Пусть мелодия и не звучала, как должна, но все равно у нее получалось. Марта начала с того, что они учили на занятиях в прошлом году. Нервничая и дрожа от волнения, она продолжала играть, не открывая глаза. Но если бы в это самое мгновение она посмотрела на бабушку, то увидела бы на ее лице счастье и грусть, смешанные вместе. Бабушка Леся больше не видела смысла сдерживать себя и плакала, утирая слезы первым попавшимся под руку полотенцем. Неожиданная репетиция продолжалась по-настоящему долго. Марта играла и играла. Она не хотела и не могла остановиться. Так продолжалось до тех пор, пока кто-то не зазвонил в дверь.

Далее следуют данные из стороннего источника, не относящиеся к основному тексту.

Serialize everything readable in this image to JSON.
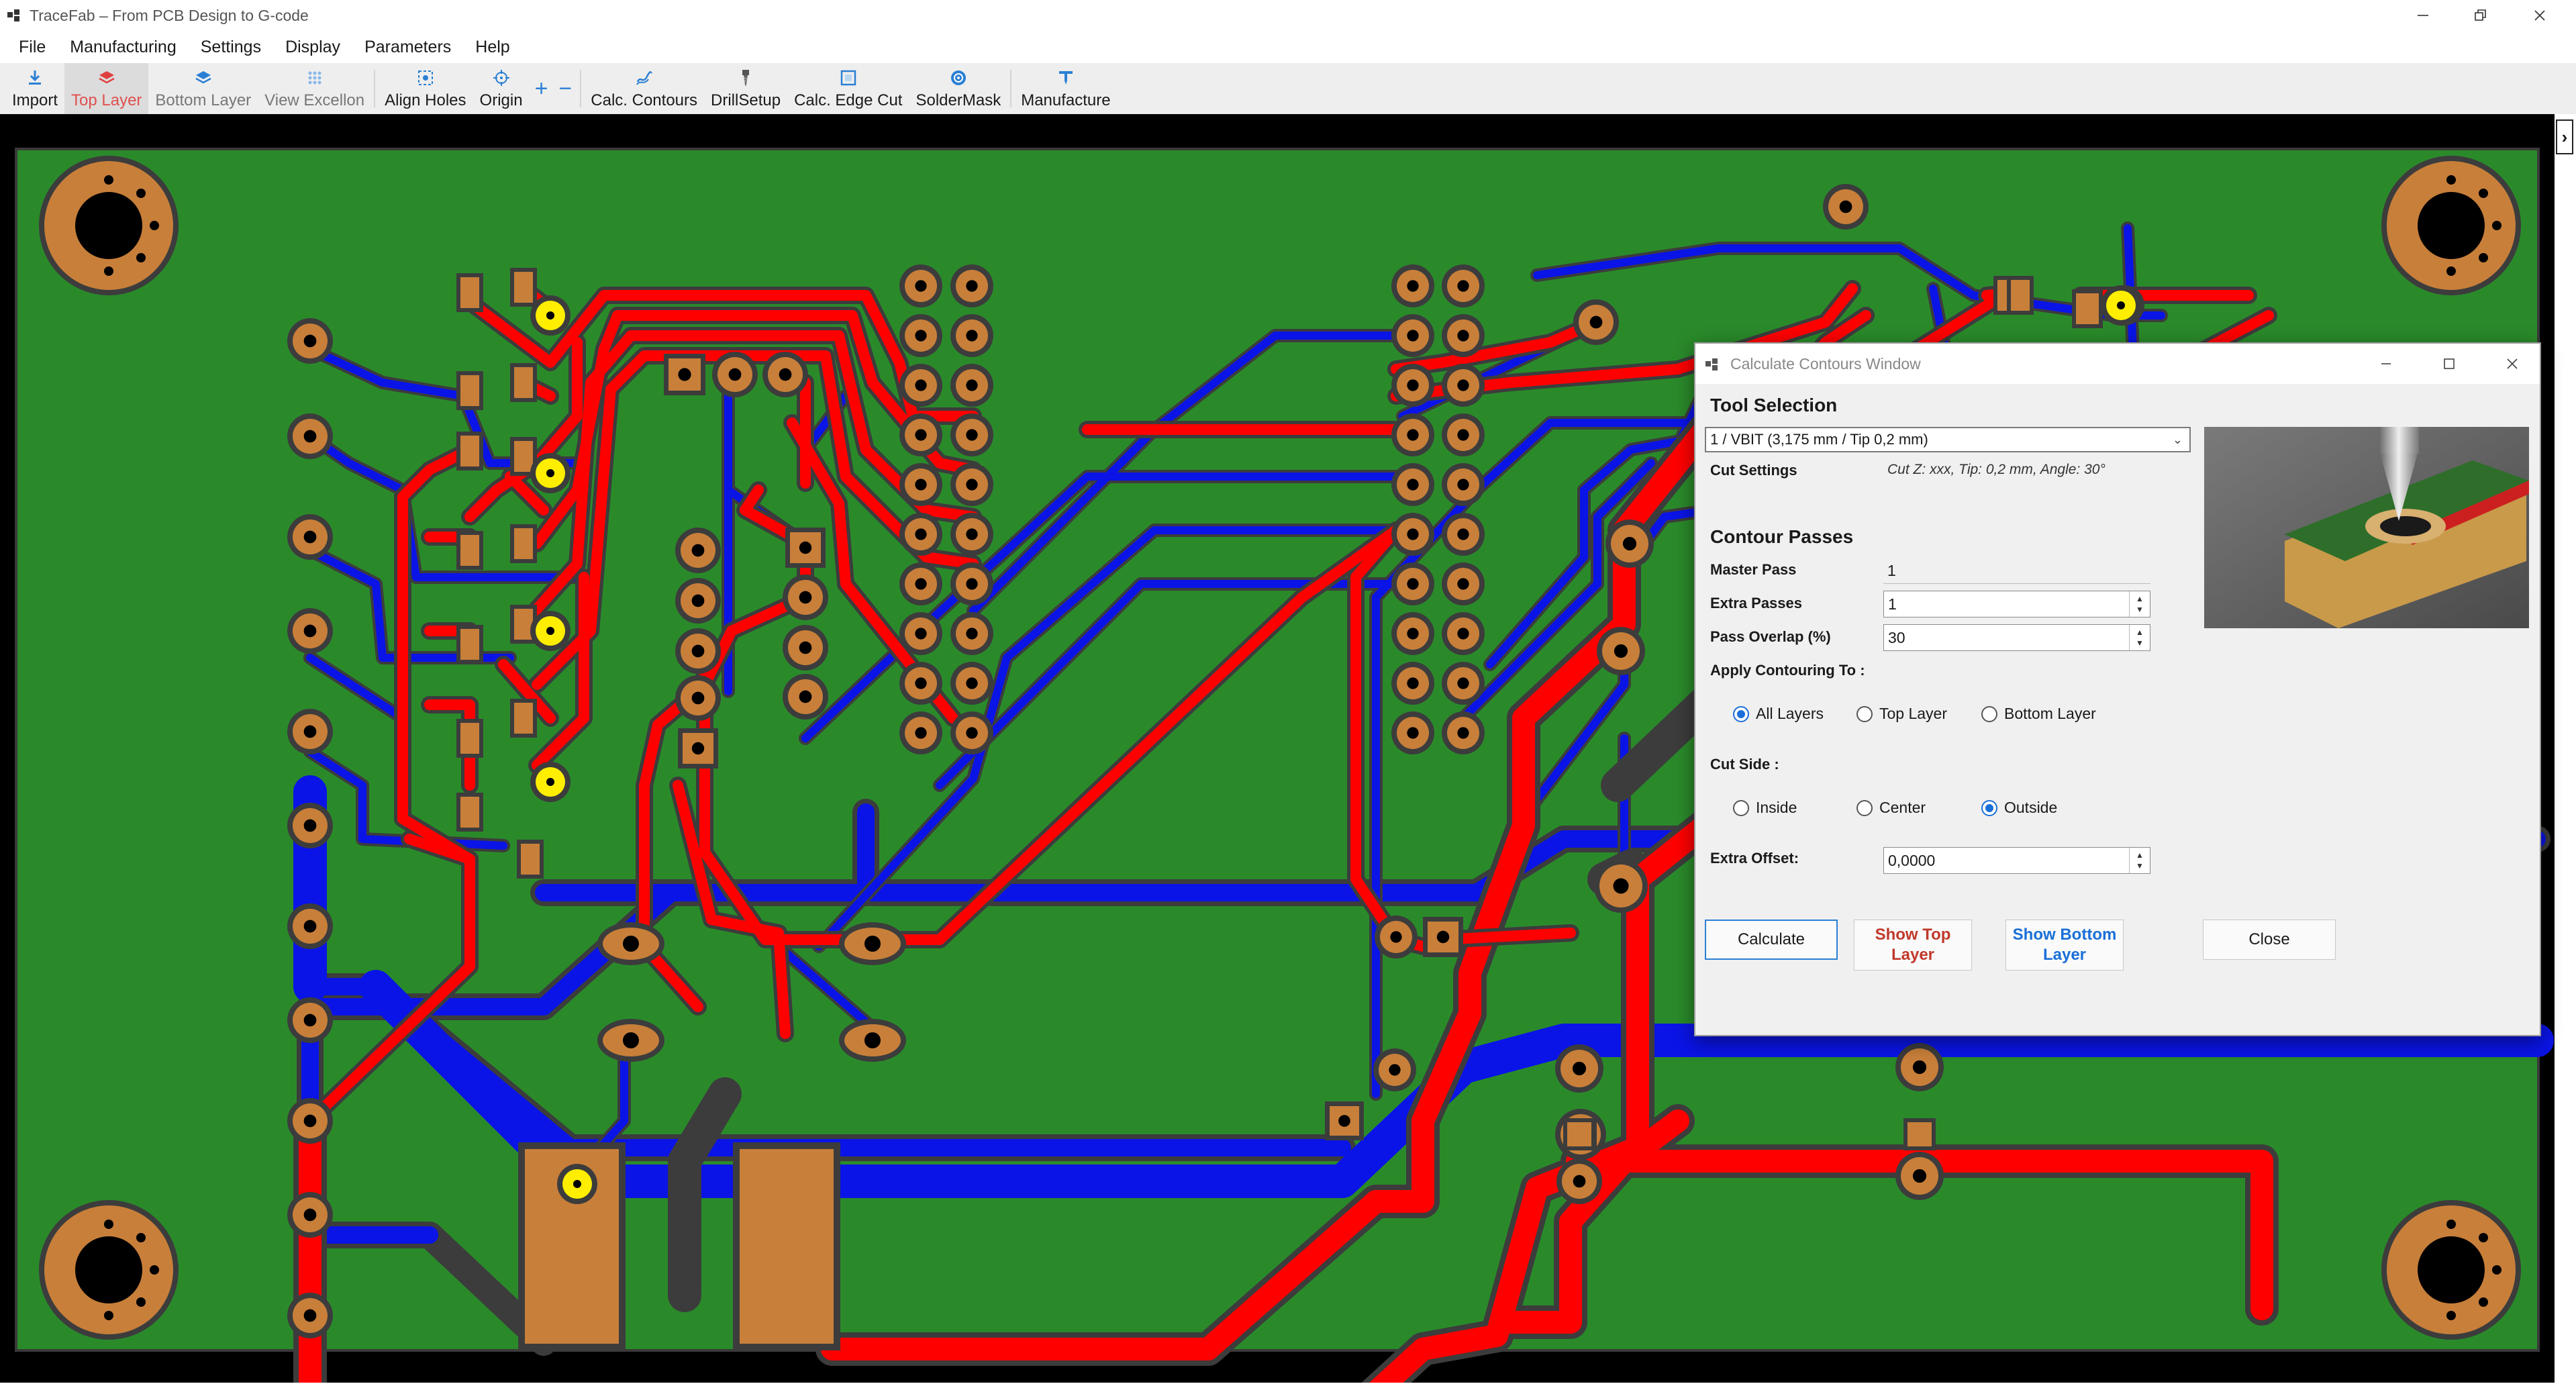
{
  "app": {
    "title": "TraceFab – From PCB Design to G-code"
  },
  "menu": [
    "File",
    "Manufacturing",
    "Settings",
    "Display",
    "Parameters",
    "Help"
  ],
  "toolbar": {
    "import": "Import",
    "top_layer": "Top Layer",
    "bottom_layer": "Bottom Layer",
    "view_excellon": "View Excellon",
    "align_holes": "Align Holes",
    "origin": "Origin",
    "zoom_in": "+",
    "zoom_out": "−",
    "calc_contours": "Calc. Contours",
    "drill_setup": "DrillSetup",
    "calc_edge_cut": "Calc. Edge Cut",
    "solder_mask": "SolderMask",
    "manufacture": "Manufacture"
  },
  "colors": {
    "board": "#2a8a2a",
    "top_trace": "#ff0000",
    "bottom_trace": "#0a14e6",
    "pad": "#c87f3a",
    "via": "#ffee00",
    "accent": "#1a6fd8"
  },
  "dialog": {
    "title": "Calculate Contours Window",
    "tool_selection_header": "Tool Selection",
    "tool_value": "1 / VBIT (3,175 mm / Tip 0,2 mm)",
    "cut_settings_label": "Cut Settings",
    "cut_settings_value": "Cut Z: xxx, Tip: 0,2 mm, Angle: 30°",
    "contour_passes_header": "Contour Passes",
    "master_pass_label": "Master Pass",
    "master_pass_value": "1",
    "extra_passes_label": "Extra Passes",
    "extra_passes_value": "1",
    "pass_overlap_label": "Pass Overlap (%)",
    "pass_overlap_value": "30",
    "apply_to_label": "Apply Contouring To :",
    "apply_all": "All Layers",
    "apply_top": "Top Layer",
    "apply_bottom": "Bottom Layer",
    "apply_selected": "All Layers",
    "cut_side_label": "Cut Side :",
    "side_inside": "Inside",
    "side_center": "Center",
    "side_outside": "Outside",
    "side_selected": "Outside",
    "extra_offset_label": "Extra Offset:",
    "extra_offset_value": "0,0000",
    "calculate_button": "Calculate",
    "show_top_button": "Show Top Layer",
    "show_bottom_button": "Show Bottom Layer",
    "close_button": "Close"
  },
  "right_panel": {
    "expand_glyph": "›"
  }
}
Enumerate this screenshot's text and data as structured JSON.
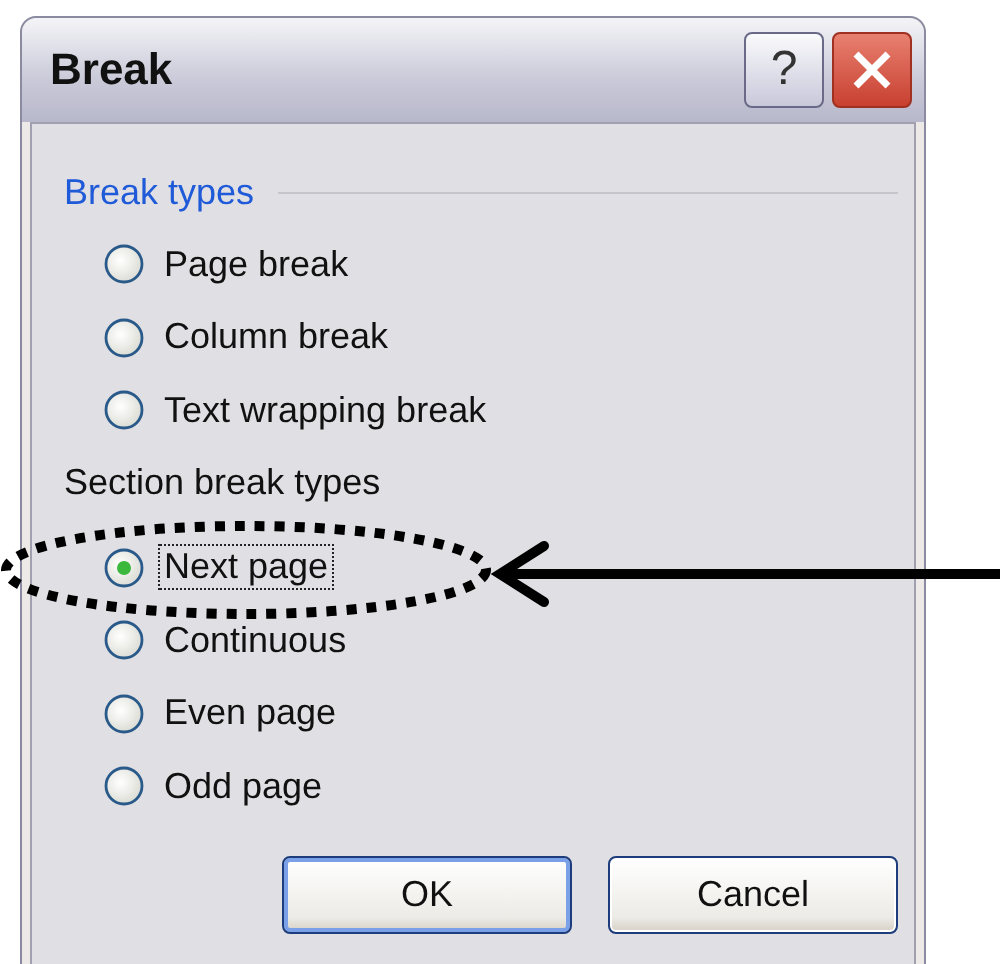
{
  "window": {
    "title": "Break",
    "help_label": "?"
  },
  "groups": [
    {
      "title": "Break types",
      "kind": "fieldset",
      "options": [
        {
          "label": "Page break",
          "selected": false,
          "focused": false
        },
        {
          "label": "Column break",
          "selected": false,
          "focused": false
        },
        {
          "label": "Text wrapping break",
          "selected": false,
          "focused": false
        }
      ]
    },
    {
      "title": "Section break types",
      "kind": "plain",
      "options": [
        {
          "label": "Next page",
          "selected": true,
          "focused": true
        },
        {
          "label": "Continuous",
          "selected": false,
          "focused": false
        },
        {
          "label": "Even page",
          "selected": false,
          "focused": false
        },
        {
          "label": "Odd page",
          "selected": false,
          "focused": false
        }
      ]
    }
  ],
  "buttons": [
    {
      "label": "OK",
      "default": true
    },
    {
      "label": "Cancel",
      "default": false
    }
  ],
  "annotation": {
    "kind": "circled-with-arrow"
  }
}
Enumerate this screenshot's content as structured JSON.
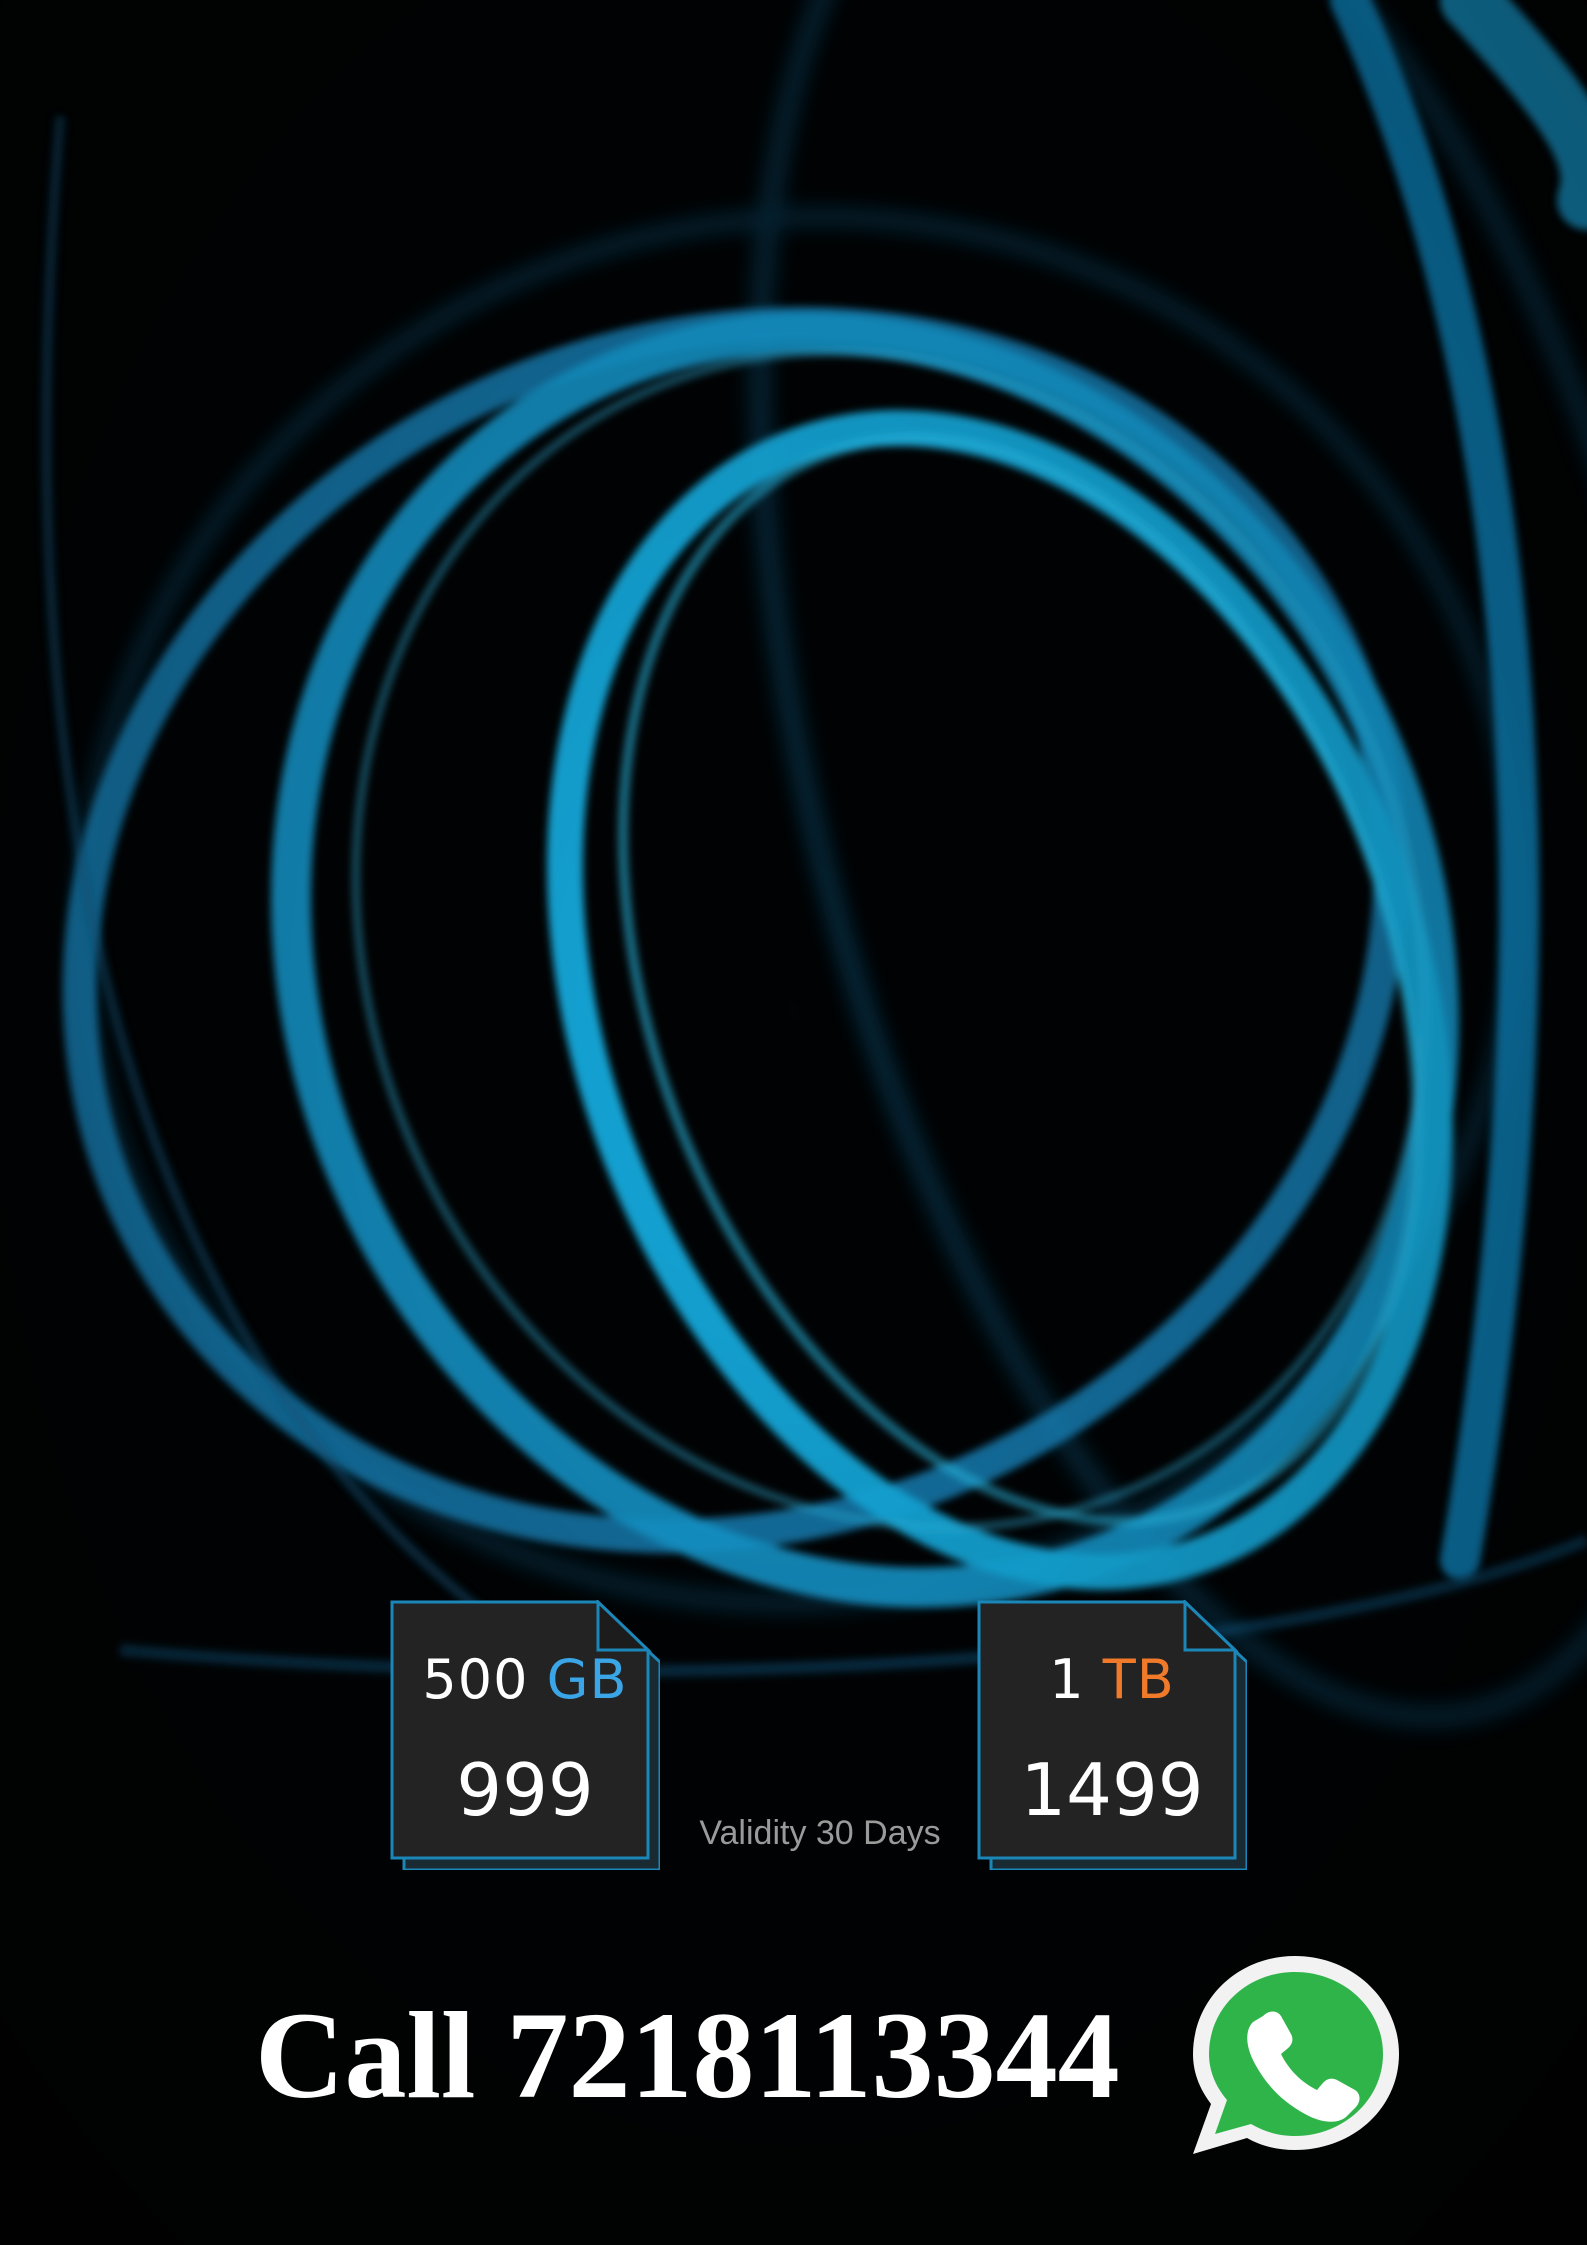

Смычок больше не лежал на струнах, а Марта с испугом смотрела на бабушку. Наверняка, соседи пришли жаловаться! Так она и знала! Не надо было начинать.

– Не обращай внимание. Я сейчас.

Бабушка пошла к двери, оставив Марту стоять посреди кухни, крепко сжимая инструмент.

– Леся, привет, – послышался отчетливый старческий голос. – Скажи мне, что происходит? Я выжил из ума и теперь у меня галлюцинации или я слышал скрипку? Что ты так на меня смотришь? Не мог же Борис вернуться.

– Старый ты дурак! Не говори глупости. Да, ты правильно все услышал, но это Марта играет.

– Кто? – удивился голос.

– Внучка моя. Марта. Она учится, и я дала ей скрипку Бори.